Il ne manque pas de travail chez Monette Barakett, l'un des plus anciens cabinets francophones en Amérique du Nord.
Pourquoi se sentir intimidée de travailler pour la firme pour laquelle son grand-père et arrière grand-père ont dévoué leur vie? « Je ne voulais pas être privilégiée et je voulais surtout faire mes propres choix, sans me sentir obligée de travailler dans ce cabinet à cause de l’histoire qui m’y liait », admet sur un ton déterminé l’avocate de 27 ans.

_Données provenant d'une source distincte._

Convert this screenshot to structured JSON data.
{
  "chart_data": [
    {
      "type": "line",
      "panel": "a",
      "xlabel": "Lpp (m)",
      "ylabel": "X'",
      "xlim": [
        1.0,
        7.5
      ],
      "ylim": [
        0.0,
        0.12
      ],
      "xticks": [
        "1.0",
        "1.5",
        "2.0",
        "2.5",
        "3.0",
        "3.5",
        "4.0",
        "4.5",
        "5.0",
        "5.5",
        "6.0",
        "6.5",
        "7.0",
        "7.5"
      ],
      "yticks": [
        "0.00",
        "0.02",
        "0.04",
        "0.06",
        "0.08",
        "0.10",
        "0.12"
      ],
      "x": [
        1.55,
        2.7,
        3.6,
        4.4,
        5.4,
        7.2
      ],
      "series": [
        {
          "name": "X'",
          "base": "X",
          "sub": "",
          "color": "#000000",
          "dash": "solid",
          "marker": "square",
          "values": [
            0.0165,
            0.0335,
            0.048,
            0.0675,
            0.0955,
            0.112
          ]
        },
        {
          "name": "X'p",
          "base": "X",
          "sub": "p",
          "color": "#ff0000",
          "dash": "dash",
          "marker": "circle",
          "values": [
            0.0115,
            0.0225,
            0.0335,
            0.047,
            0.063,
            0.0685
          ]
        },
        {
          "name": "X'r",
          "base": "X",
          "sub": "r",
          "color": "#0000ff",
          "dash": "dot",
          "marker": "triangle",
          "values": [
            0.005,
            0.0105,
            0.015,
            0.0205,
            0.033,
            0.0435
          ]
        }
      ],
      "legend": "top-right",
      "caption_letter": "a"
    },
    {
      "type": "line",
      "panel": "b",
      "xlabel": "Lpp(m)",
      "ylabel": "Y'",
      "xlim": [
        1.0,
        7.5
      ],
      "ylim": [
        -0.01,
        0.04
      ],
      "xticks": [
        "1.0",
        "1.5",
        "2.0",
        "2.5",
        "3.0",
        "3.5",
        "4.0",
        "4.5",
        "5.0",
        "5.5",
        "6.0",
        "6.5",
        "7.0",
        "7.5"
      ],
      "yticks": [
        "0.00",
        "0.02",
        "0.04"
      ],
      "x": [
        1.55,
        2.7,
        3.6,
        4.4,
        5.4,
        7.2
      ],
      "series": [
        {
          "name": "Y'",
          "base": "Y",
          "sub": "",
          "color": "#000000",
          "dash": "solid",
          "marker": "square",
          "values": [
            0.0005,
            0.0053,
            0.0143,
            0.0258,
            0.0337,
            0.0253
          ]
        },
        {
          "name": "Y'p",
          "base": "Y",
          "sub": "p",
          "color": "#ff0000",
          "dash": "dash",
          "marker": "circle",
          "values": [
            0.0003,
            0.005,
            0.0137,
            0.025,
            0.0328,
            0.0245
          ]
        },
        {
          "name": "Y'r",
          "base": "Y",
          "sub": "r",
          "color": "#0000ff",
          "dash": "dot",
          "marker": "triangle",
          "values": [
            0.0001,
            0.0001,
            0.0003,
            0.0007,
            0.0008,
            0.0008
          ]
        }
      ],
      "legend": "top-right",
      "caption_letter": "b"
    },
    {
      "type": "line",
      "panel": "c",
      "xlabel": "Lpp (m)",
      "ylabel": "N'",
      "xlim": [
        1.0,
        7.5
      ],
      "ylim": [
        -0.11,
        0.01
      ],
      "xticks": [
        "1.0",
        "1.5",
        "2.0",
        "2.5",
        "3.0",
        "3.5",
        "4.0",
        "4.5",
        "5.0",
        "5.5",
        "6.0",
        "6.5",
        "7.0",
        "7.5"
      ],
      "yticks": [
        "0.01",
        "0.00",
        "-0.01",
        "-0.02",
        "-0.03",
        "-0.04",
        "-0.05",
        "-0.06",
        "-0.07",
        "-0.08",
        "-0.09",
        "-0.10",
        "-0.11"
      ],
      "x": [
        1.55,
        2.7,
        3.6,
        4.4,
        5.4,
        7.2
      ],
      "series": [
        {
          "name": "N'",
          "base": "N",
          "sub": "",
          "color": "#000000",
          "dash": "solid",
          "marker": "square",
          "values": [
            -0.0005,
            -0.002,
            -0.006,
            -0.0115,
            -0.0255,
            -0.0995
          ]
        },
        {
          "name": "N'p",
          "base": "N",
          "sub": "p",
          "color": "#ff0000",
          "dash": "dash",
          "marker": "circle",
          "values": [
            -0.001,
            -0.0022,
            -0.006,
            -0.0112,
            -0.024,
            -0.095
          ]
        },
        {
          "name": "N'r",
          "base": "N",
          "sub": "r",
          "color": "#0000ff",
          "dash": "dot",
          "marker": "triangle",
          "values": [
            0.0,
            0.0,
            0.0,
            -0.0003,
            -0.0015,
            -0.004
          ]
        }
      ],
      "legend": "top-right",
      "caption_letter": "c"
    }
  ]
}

Mais voilà qu’elle découvre ses « affinités naturelles » avec le bureau, dont son grand-père lui a rarement parlé. C’est que Gustave Monette junior tenait à garder une séparation entre sa vie professionnelle et familiale, explique sa petite-fille, qui a davantage comme souvenir les nombreuses toiles colorées réalisées par Me Monette que ses péripéties d’avocat.

Curieuse d’en savoir plus sur le cabinet, elle se décide à soumettre sa candidature. Alors qu’elle est séduite par l’équipe d’avocats qu’elle rencontre, ceux-ci s’illustrent autant dans des secteurs qui l’attirent, le public et le parapublic. Les juristes de Monette Barakett pratiquent aussi dans les domaines en haut de sa liste : le droit de la santé, le droit du travail et le litige civil.

Telle une vocation, Me Monet raconte cette sensation de « s’être sentie appelée » par le cabinet familial, où elle travaille depuis plus de trois ans.

Monette ou Monet?

Gustave Monette, l'arrière-grand-père d'Alice, a fondé un petit bureau d’avocats il y a 100 ans
Gustave Monette, l'arrière-grand-père d'Alice, a fondé un petit bureau d’avocats il y a 100 ans
Comment éviter de poser la question du changement de nom? « Ah! Celle-là il n’y a pas un client qui ne la pose pas! » dit-elle en rigolant. À l’aube de la Révolution tranquille, explique-t-elle, ses grands-parents ont senti le désir de renouer avec le nom de famille d’origine, Monet, issu d’une mentalité plus libérale et progressiste que Monette, qui avait une tradition idéologique plus conservatrice.

Me Gustave Monette père s’inscrivait hautement dans cette tradition : lui qui a posé sa candidature pour le parti d’Henri Bourassa dans les années 30, a ensuite été bâtonnier du Québec puis nommé au Sénat par le gouvernement Diefenbaker en 1957. Plaideur reconnu devant les tribunaux, il a eu comme mandat de représenter Maurice Duplessis pour des causes constitutionnelles.

« Jusqu’à la toute fin de sa carrière, mon arrière-grand-père a joué un rôle incontournable dans la notoriété du cabinet. Son fils a été encouragé à jouer le même rôle », souligne Alice Monet.

Alors que le fondateur se retire du cabinet au début des années 60, son seul fils (d’une famille de 7 filles) Gustave Monette junior, se retrouve en plein cœur des réformes sociales qui débouchent sur la création des établissements de santé. Le cabinet qui avait parmi ses clients de nombreuses communautés religieuses est naturellement devenu partenaire des pionnières du réseau de la santé.

Quand on a le choix d’être avocat

Me Alice Monet a comme souvenir d'enfance son grand-père Gustave Monette junior entrain de peindre ces toiles colorées.
Me Alice Monet a comme souvenir d'enfance son grand-père Gustave Monette junior entrain de peindre ces toiles colorées.
« Mon père a été le premier d’une longue lignée a avoir le choix de faire autre chose que d’être avocat. Moi je suis la première à faire le choix de l’être! » lance Me Monet, fière de son parcours qui l’a ramené sur le chemin de ses aieux.

Les changements d’époque, de noms et de professions au sein de sa famille n’ont pas eu raison du cabinet qui a célébré ses 100 ans l’an dernier et qui résiste encore aux vagues de fusions et d’acquisitions.

Si Monette Barakett est encore un cabinet incontournable dans le réseau de la santé et de la sécurité au travail, « c’est grâce à tous les professionnels qui s’investissent dans cette entreprise », insiste Me Monet, qui ne pense pas que son nom de famille devrait lui donner plus de mérite que les autres.

« C’est bien de considérer l’héritage du passé, mais nous sommes résolument tournés vers l’avenir » conclut-elle en faisant un clin d’œil au slogan du cabinet.